I'm pretty confused about these problems. We're learning growth and decay, but there are quite a few formulas.
1. Suppose $500 is invested at 6% annual interest compounded twice a year. When will the investment be worth $1000?
2. Suppose $500 is invested at 6% annual interest compounded continuously. When will the investment be worth $1000?
... I'm really confused

If the annual interest is 6 percent every half year the amount in the account is multiplied by 1.03 every half year.
so after n half years the account will be worth:
$500 * (1.03)* (1.03) * (1.03) etc n times
or
$500 * (1.03)^n
so do the problem in half years
$500 * (1.03)^n = 1000
1.03^n = 2
take the log of both sides remembering that log x^y = y log x
n * .012837 = .301030
n = 23.45 half years = 11.7 years

Now for the continuous problem you either have to know the formula from your text book or know calculus.
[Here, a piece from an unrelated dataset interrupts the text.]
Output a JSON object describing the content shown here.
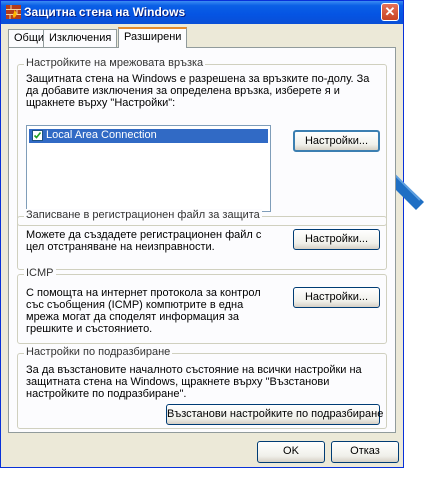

Since I do not have a textbook, I will figure it out and find the formula
dy/dt = .06 y
dy/y = .06 dt
ln y = .06 t + c
y = e^(.06 t + c) = C e^.06 t
when t = 0, y = $500 so
THIS NEXT LINE IS PROBABLY IN YOUR TEXT
y = 500 e^.06 t
so we want
1000 = 500 e^.06 t
ln 2 = .06 t
.693147 = .06 t
so t = 11.55 years
Just a little better than compounding twice a year 
By the way, a rule of thumb is that your money doubles in ten years at 7% interest.